Il ne trouvait que ça, et c’était déjà bien tendre pour Lalie, qui n’avait jamais été tant gâtée. Elle consola son père. Elle était surtout ennuyée de s’en aller ainsi, avant d’avoir élevé tout à fait ses enfants. Il en prendrait soin, n’est-ce pas ? Elle lui donna de sa voix mourante des détails sur la façon de les arranger, de les tenir propres. Lui, abruti, repris par les fumées de l’ivresse, roulait la tête en la regardant passer de ses yeux ronds. Ça remuait en lui toutes sortes de choses ; mais il ne trouvait plus rien, et avait la couenne trop brûlée pour pleurer.

— Écoute encore, reprit Lalie après un silence.

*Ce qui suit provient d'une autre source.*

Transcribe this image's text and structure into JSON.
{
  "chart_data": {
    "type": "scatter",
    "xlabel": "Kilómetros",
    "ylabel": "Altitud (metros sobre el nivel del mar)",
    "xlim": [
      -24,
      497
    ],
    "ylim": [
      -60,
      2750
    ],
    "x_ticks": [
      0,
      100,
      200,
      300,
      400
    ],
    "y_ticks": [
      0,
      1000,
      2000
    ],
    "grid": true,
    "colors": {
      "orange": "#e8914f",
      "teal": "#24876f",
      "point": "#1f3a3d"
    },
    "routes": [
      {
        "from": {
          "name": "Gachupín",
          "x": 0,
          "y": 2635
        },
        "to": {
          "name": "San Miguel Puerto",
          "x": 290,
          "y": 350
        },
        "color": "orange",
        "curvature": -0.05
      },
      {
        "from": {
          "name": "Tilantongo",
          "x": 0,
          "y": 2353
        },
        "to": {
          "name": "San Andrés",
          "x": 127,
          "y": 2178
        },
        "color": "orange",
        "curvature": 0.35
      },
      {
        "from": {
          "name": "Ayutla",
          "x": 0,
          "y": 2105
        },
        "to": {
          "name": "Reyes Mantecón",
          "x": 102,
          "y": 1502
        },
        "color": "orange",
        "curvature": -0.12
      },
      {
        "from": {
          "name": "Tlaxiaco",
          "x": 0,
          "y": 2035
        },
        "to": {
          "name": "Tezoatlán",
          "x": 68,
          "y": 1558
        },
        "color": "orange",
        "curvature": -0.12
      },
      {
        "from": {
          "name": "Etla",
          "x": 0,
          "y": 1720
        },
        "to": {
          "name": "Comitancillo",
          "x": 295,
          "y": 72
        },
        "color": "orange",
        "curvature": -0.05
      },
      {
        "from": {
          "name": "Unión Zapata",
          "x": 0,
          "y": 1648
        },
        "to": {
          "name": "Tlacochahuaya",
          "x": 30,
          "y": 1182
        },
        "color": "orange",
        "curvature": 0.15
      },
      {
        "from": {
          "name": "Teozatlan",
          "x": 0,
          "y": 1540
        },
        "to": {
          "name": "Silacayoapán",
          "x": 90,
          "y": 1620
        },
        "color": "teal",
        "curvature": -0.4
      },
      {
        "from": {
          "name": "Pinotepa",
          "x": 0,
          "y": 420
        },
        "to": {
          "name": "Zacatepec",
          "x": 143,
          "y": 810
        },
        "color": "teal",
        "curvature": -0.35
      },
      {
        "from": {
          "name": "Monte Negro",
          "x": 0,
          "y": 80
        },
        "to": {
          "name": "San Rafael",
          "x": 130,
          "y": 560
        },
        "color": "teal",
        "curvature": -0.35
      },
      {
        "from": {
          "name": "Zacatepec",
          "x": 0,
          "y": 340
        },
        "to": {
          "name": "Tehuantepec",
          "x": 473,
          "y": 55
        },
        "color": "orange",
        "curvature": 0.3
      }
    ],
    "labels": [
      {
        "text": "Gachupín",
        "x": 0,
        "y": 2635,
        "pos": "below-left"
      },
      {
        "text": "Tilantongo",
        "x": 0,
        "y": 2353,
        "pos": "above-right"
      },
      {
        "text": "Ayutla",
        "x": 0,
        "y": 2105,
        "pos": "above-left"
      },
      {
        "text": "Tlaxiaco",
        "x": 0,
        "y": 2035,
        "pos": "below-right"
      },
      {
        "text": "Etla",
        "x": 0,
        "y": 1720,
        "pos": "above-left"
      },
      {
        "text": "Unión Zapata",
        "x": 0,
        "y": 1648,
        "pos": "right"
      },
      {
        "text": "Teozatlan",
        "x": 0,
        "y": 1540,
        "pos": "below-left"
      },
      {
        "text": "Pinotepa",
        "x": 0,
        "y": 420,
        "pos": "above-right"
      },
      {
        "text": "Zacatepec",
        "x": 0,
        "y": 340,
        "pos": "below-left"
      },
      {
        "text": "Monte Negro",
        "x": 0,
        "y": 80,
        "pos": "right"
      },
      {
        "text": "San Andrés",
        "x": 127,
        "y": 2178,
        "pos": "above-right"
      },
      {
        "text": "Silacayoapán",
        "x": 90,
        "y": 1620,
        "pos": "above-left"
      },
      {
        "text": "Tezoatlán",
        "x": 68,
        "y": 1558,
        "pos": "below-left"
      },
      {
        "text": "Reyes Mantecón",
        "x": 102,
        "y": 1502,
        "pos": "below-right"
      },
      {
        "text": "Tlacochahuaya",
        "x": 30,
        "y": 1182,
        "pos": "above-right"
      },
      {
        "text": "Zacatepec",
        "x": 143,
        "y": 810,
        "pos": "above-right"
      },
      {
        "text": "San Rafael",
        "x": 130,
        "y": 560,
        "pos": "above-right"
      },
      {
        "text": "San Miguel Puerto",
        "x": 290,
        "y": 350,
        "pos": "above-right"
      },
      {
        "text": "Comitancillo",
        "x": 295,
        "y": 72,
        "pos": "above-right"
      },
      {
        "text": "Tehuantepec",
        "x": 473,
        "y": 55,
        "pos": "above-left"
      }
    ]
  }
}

Nous devons quatre francs sept sous au boulanger ; il faudra payer ça… Madame Gaudron a un fer à nous que tu lui réclameras… Ce soir, je n’ai pas pu faire de la soupe, mais il reste du pain, et tu mettras chauffer les pommes de terre…

Jusqu’à son dernier râle, ce pauvre chat restait la petite mère de tout son monde. En voilà une qu’on ne remplacerait pas, bien sûr ! Elle mourait d’avoir eu à son âge la raison d’une vraie mère, la poitrine encore trop tendre et trop étroite pour contenir une aussi large maternité. Et, s’il perdait ce trésor, c’était bien la faute de sa bête féroce de père. Après avoir tué la maman d’un coup de pied, est-ce qu’il ne venait pas de massacrer la fille ! Les deux bons anges seraient dans la fosse, et lui n’aurait plus qu’à crever comme un chien au coin d’une borne.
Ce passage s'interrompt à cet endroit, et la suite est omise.